According to Krishnamurthy Shankar, executive vice president and group head, Human Resource Development, Infosys, 50 percent of all email is follow-up and reminders, and a virtual workbench will take care of that. “Artificial Intelligence (AI) and reminder bots will give you a status update on the progress of the tasks allotted and do away with a cluster of emails,” he adds. A virtual workbench would allow people to work together, and tap into the activity of other teams.

“In the future, workflows will be automated. Cloud-based platforms enabling intelligent automation, smart machines and AI will remove busy-work [mundane, repetitive work] and free up employees to do higher value work,” says Young of ServiceNow. “I don’t believe there’s a ‘silver bullet’—one killer app that will replace how we use email in its entirety. I believe it will be a combination of things that can be integrated and adapted for best use, on a single system of record.”

“Enterprise collaboration platforms should serve as hubs or connectors, bringing together the digital workplace. This approach offers best-in-class collaboration apps for most common needs, but allows users to bring in their own apps, as long as they meet some minimum pre-defined requirements [of security and data backup],” says Basu Roy.
 
Industry insiders feel the email may morph into a more refined version of its current self. “Automated workflow management capabilities, conversational emails written by chat bots and information dissemination emails read out by bots, the concept of ‘pay per use email’ are what the future of email could look like,” Basu Roy says.

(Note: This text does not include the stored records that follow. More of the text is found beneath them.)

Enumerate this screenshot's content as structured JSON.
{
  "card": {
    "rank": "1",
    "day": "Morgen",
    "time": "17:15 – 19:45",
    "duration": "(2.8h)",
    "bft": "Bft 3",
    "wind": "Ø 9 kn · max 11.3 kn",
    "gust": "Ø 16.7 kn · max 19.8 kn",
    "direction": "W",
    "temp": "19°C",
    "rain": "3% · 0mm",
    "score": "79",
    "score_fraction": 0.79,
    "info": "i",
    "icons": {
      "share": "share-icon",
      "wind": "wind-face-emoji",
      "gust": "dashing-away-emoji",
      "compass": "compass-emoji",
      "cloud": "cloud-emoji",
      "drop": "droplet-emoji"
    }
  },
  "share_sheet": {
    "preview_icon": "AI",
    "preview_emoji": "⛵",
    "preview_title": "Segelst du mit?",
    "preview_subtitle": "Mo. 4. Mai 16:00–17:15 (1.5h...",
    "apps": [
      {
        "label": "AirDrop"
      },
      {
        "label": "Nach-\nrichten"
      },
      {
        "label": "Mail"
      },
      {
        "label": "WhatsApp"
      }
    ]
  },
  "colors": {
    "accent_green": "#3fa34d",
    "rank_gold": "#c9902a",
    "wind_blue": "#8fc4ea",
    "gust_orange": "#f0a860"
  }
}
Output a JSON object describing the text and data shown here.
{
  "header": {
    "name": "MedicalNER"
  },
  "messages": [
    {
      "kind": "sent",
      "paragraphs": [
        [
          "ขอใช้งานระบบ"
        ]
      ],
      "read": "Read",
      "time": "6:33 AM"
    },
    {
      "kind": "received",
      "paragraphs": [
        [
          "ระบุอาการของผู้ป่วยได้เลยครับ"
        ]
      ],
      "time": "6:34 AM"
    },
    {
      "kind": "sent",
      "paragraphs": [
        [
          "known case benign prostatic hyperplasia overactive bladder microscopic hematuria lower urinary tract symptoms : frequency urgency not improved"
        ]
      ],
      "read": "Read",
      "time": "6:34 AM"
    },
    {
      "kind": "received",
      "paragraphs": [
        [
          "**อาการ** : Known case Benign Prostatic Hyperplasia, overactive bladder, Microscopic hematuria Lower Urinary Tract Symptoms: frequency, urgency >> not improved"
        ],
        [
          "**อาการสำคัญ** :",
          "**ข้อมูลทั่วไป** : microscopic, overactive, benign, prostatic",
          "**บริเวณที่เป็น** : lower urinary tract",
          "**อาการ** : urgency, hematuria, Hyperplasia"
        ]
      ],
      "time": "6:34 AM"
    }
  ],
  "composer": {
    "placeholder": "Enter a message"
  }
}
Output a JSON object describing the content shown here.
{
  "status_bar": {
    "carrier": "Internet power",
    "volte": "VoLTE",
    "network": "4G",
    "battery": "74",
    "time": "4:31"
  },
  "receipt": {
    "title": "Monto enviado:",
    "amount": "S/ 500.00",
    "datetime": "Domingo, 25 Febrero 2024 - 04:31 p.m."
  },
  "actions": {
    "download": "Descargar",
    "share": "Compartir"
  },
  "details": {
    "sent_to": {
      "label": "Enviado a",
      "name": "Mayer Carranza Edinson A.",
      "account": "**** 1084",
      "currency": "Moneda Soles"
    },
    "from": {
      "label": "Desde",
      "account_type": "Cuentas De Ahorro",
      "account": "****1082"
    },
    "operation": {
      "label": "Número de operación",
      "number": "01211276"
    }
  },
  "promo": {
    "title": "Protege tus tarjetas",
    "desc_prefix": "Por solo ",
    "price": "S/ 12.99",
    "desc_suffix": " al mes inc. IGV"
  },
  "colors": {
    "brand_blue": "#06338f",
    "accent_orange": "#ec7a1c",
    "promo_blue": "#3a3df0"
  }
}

Talwar says the biggest contributor to the death of email will not be a specific technology. Instead, he adds, its use will dwindle thanks to better training in communication, collaboration, project working, dispute resolution, problem solving, scenario thinking, and accelerated learning in the future.

But Rajendran Dandapani, business solutions evangelist at Zoho Corporation, remains bullish. “I have a strong feeling that emails will have the last laugh. Like a cockroach, detestable as an analogy it might be, emails seem to have the perfect mix of capabilities and limitations to withstand a complete nuclear fallout. They will survive, and thrive. They will remain the glue between a vendor and consumer, between disparate companies using various tool stacks, and between customers and service providers. It will evolve, surely.”